Employee-first philosophy and action items
ICAA Forum colleagues identified 28 tactics for a person-centered, employee-first workplace, organized under nine strategic areas:

  1. Make employee wellness a fundamental value. It is well-documented that workers are experiencing high levels of stress, burnout and frustration. In an employee-first workplace, the mental and physical health of each staff member is prioritized so that they can best support the overall health of residents.
  2. Empower local leaders and staff members. Although an organization’s brand may define multiple locations, it is implemented at individual locations, which differ due to geography and resources. Local conditions influence everyone from executive directors to housekeepers, so enabling them to make decisions and act with initiative provides superior service to residents and their families.

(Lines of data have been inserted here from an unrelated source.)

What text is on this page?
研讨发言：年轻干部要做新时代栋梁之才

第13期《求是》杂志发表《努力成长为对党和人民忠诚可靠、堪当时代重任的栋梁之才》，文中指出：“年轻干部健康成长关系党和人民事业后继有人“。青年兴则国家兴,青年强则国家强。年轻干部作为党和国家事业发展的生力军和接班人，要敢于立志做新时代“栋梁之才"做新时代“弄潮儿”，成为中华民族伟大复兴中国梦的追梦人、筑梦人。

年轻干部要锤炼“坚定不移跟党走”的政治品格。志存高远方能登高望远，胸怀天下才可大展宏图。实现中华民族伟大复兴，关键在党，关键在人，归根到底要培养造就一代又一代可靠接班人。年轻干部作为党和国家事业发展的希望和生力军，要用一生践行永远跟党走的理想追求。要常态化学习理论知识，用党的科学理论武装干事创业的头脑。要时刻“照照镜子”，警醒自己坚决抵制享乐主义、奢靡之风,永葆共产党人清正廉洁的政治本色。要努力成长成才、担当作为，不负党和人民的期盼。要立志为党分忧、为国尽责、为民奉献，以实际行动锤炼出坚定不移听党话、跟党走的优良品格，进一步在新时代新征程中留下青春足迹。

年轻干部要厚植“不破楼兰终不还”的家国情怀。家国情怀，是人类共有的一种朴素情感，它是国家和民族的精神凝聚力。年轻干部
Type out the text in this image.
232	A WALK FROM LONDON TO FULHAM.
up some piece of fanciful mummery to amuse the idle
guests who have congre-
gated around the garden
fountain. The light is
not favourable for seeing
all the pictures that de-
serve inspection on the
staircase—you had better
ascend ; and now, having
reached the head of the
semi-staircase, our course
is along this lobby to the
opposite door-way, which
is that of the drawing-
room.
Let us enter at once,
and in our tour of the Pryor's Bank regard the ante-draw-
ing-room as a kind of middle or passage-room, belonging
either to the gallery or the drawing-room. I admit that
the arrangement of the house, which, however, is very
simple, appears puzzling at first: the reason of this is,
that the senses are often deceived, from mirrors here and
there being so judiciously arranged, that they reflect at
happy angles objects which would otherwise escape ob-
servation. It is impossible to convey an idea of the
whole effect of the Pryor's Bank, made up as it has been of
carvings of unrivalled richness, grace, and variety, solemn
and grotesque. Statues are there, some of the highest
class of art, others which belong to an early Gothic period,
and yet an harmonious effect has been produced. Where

  3. Build a culture of trust with authentic communication and actions. Trust means every executive, manager and staff member is honest and reliable and acts with integrity. When the organization’s leadership values staff members, then everyday interactions, job descriptions and reward systems incorporate those values. Trust in the organization means input from workers is heard and acted upon.
  4. Shift the human resources function from transactional to transformational. Redirect human resources employees to concentrate on positive employer-worker relationships that align with business objectives. Because staff members are the link between the organization and residents, they are vital to organizational success.
  5. Update the recruitment philosophy and tactics. Attract new people to the field by adopting marketing approaches that emphasize how senior living provides meaningful work, growth opportunities and joyful, positive interactions among residents, families and team members. Adjustments to job descriptions and scheduling are proven tactics.
  6. Prioritize training, career paths and professional development. Professional development and career paths are desired by younger people, who could be recruited, and key to retaining current staff members. Updated technical and interpersonal skills are required to best meet the needs of those who have a home in senior living.
  7. Prioritize professional development of executives and managers. Executives and managers must shift to a coaching style based in emotional intelligence and the soft skills that create a trusted leader. Managers likewise benefit from upskilling in contemporary management styles, while executives are rewarded for their own professional development and staff retention.
  8. Utilize technology to support staff. Technology is valuable for staff members and residents, but does not replace people in the workforce. Educating staff members on why and how technology will benefit them, along with ongoing training and support, return the investment in technologies.
  9. Update the revenue model. Board members, executives and financiers can develop a new senior living business model that recognizes how critical the workforce is to the future sustainability of the business. Staff members are the source of indirect and direct revenue, and often the reason why people choose senior living.